Un binôme au service de la transversalité

Basée sur une séquence construite conjointement avec un·e enseignant·e de matière professionnelle et un·e autre de matière générale à partir d’une situation professionnelle, la mise en place de la co-intervention dans la voie professionnelle a pour but de rendre les enseignements dits généraux plus concrets pour les élèves de baccalauréat professionnel et de CAP. 

Orientée au départ sur les maths-sciences et le lettres-histoire géographie, elle s‘ouvre pour les terminales à d’autres enseignements généraux (anglais par exemple). L’idée que ces enseignant·es de matières différentes puissent co-construire une séquence pédagogique semble séduisante mais sa réalisation s’avère souvent complexe. 
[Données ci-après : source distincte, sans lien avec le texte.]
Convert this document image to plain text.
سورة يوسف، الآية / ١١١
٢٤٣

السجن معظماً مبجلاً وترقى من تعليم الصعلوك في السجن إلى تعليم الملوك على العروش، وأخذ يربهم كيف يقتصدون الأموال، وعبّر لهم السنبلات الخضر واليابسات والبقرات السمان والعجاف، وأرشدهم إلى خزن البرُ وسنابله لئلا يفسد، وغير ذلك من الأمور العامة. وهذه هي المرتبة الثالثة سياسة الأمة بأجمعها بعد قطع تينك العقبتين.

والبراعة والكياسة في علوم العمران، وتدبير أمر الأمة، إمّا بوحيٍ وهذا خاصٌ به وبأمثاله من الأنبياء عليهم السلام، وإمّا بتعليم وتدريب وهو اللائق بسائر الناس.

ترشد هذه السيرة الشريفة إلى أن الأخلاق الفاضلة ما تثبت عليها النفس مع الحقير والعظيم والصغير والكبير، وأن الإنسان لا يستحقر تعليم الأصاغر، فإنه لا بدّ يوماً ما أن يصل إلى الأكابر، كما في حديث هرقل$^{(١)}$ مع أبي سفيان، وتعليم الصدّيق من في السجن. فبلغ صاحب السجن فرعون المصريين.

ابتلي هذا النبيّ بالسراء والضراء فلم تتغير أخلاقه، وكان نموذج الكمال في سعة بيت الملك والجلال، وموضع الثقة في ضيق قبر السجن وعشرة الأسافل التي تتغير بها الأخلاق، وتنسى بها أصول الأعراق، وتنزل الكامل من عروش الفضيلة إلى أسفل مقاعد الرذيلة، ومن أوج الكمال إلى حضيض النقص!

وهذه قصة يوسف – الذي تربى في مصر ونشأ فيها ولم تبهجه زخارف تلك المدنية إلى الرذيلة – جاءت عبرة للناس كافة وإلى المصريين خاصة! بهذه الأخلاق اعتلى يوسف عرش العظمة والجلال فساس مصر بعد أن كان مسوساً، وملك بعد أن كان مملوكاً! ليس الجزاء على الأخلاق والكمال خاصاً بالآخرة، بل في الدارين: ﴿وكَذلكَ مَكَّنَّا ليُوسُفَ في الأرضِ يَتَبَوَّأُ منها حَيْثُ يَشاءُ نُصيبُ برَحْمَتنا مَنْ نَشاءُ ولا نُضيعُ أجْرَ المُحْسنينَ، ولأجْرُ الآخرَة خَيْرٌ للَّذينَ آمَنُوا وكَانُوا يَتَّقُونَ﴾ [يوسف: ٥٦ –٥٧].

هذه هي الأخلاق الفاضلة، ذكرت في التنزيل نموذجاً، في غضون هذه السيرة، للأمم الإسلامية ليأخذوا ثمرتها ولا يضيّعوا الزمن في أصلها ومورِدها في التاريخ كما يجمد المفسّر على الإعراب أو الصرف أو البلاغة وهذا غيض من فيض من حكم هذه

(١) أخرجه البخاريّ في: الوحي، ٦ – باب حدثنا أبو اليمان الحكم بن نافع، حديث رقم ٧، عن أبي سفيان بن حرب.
La co-intervention présente 4 modalités 

  • Le tandem (partage de la parole)
  • Un professeur enseigne, l’autre aide sur la séquence
  • L’ilot : répartition des élèves en ilots et les deux professeurs sont ressources
  • Les groupes différenciés : sur un support de situation professionnelle, le professeur de matière générale viendra en soutien pour des élèves en difficulté sur des outils liés à sa matière.

TÉMOIGNAGES  

Hélène MASSON, 

PLP mathématiques-sciences (Académie de Dijon)

formatrice en co-intervention

Ce travail en équipe interdisciplinaire bouleverse les habitudes et peut déstabiliser certains, il faut laisser du temps d’adaptation et prévoir des formations sur les différentes modalités.
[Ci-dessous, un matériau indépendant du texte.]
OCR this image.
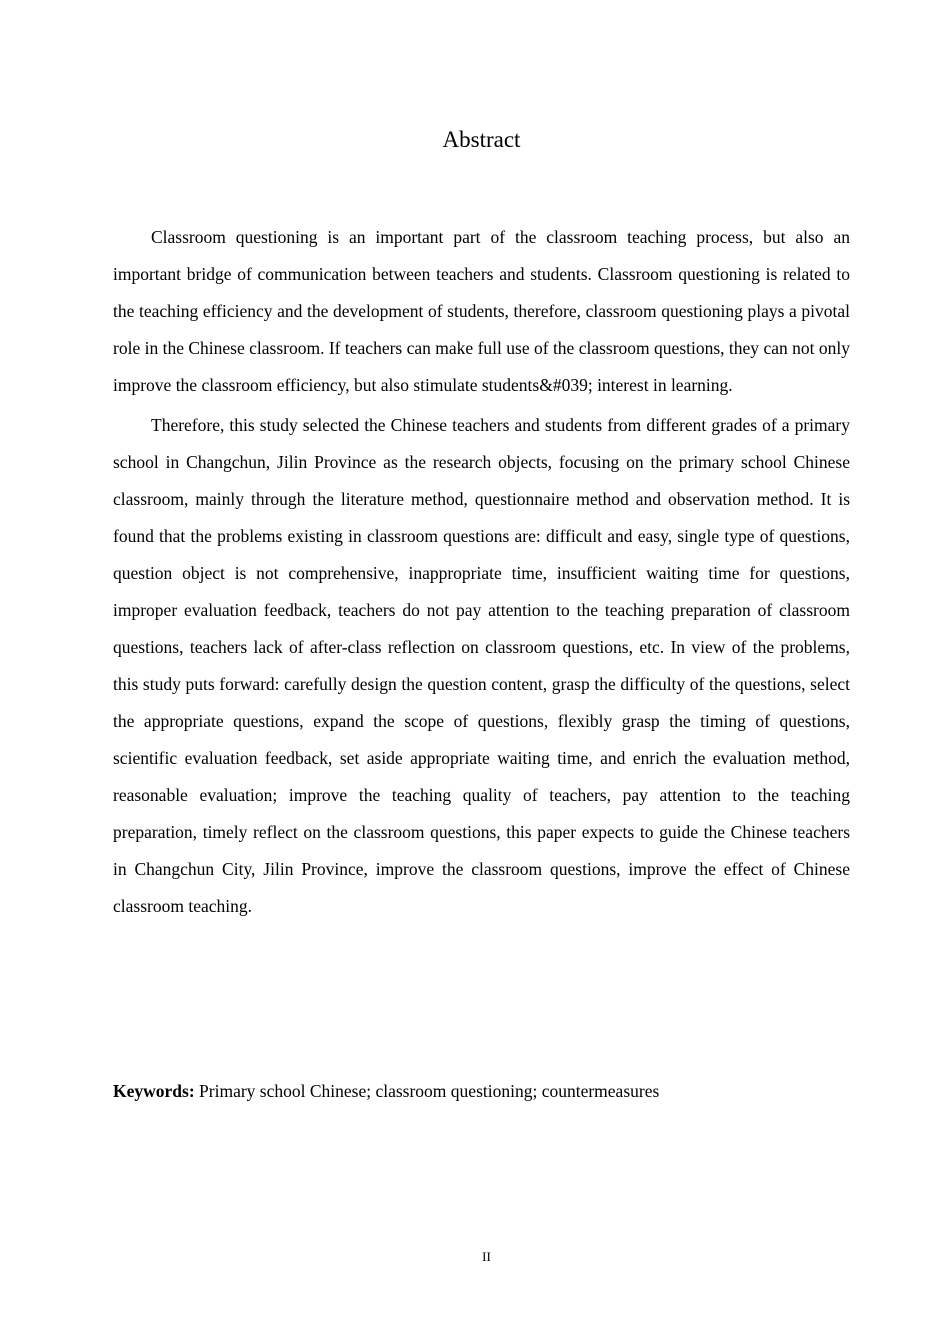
Abstract

Classroom questioning is an important part of the classroom teaching process, but also an important bridge of communication between teachers and students. Classroom questioning is related to the teaching efficiency and the development of students, therefore, classroom questioning plays a pivotal role in the Chinese classroom. If teachers can make full use of the classroom questions, they can not only improve the classroom efficiency, but also stimulate students&#039; interest in learning.

Therefore, this study selected the Chinese teachers and students from different grades of a primary school in Changchun, Jilin Province as the research objects, focusing on the primary school Chinese classroom, mainly through the literature method, questionnaire method and observation method. It is found that the problems existing in classroom questions are: difficult and easy, single type of questions, question object is not comprehensive, inappropriate time, insufficient waiting time for questions, improper evaluation feedback, teachers do not pay attention to the teaching preparation of classroom questions, teachers lack of after-class reflection on classroom questions, etc. In view of the problems, this study puts forward: carefully design the question content, grasp the difficulty of the questions, select the appropriate questions, expand the scope of questions, flexibly grasp the timing of questions, scientific evaluation feedback, set aside appropriate waiting time, and enrich the evaluation method, reasonable evaluation; improve the teaching quality of teachers, pay attention to the teaching preparation, timely reflect on the classroom questions, this paper expects to guide the Chinese teachers in Changchun City, Jilin Province, improve the classroom questions, improve the effect of Chinese classroom teaching.

Keywords: Primary school Chinese; classroom questioning; countermeasures

II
La difficulté reste le temps en commun pour la concertation, si 2 semaines à la rentrée sont laissées aux enseignant·es pour travailler ensemble, aucune plage tout au long de l’année n’est prévue sur les emplois du temps. Ce dispositif permet de légitimer les enseignements généraux dans le cadre d’activité professionnelle et donne l’opportunité aux apprenant·es de démontrer leurs capacités. Les jeunes sont fiers de mettre en avant des compétences professionnelles devant des enseignant·es de matières générales. Tout cela fait évoluer positivement le relationnel en classe. Une analyse des pratiques entre enseignant·es et lycées permettrait d’améliorer le dispositif.

Patrick Tétaud

Directeur délégué aux formations professionnelles et technologiques (Académie de Bordeaux)
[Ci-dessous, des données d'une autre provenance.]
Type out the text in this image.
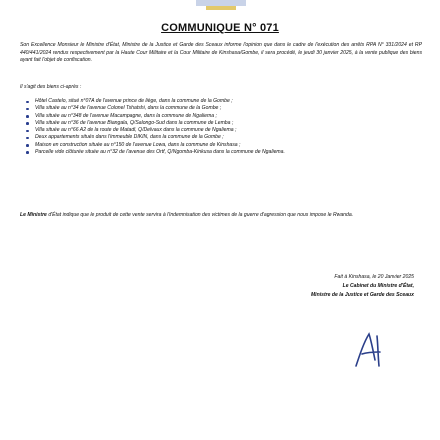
COMMUNIQUE N° 071
Son Excellence Monsieur le Ministre d'État, Ministre de la Justice et Garde des Sceaux informe l'opinion que dans le cadre de l'exécution des arrêts RPA N° 331/2024 et RP 440/441/2024 rendus respectivement par la Haute Cour Militaire et la Cour Militaire de Kinshasa/Gombe, il sera procédé, le jeudi 30 janvier 2025, à la vente publique des biens ayant fait l'objet de confiscation.
Il s'agit des biens ci-après :
Hôtel Castelo, situé n°07A de l'avenue prince de liège, dans la commune de la Gombe ;
Villa située au n°34 de l'avenue Colonel Tshatshi, dans la commune de la Gombe ;
Villa située au n°348 de l'avenue Macampagne, dans la commune de Ngaliema ;
Villa située au n°36 de l'avenue Biangala, Q/Salongo-Sud dans la commune de Lemba ;
Villa située au n°66 A2 de la route de Matadi, Q/Delvaux dans la commune de Ngaliema ;
Deux appartements situés dans l'immeuble DIKIN, dans la commune de la Gombe ;
Maison en construction située au n°150 de l'avenue Lowa, dans la commune de Kinshasa ;
Parcelle vide clôturée située au n°32 de l'avenue des Ortf, Q/Ngomba-Kinkusa dans la commune de Ngaliema.
Le Ministre d'État indique que le produit de cette vente servira à l'indemnisation des victimes de la guerre d'agression que nous impose le Rwanda.
Fait à Kinshasa, le 20 Janvier 2025
Le Cabinet du Ministre d'État,
Ministre de la Justice et Garde des Sceaux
La clé de la réussite de cette modalité de formation est la bonne entente du « couple » de professeurs intervenant conjointement. Pour créer l’alchimie afin que chacun s’y retrouve dans la construction des apprentissages, il faut composer avec les équipes, rassurer et accompagner. L’exercice solitaire habituel du professeur est remis en cause avec un changement de pratique. Pour les équipes qui adhèrent, le résultat est positif pour les élèves et les enseignants, cela amène du sens aux enseignements généraux et une remotivation des élèves. Avec des équipes de professeurs stables, le montage de la co-intervention est plus facile et peut être anticipée ; avec des équipes fluctuantes, cela est plus complexe. Il est cependant nécessaire de dégager du temps de concertation tout au long de l’année.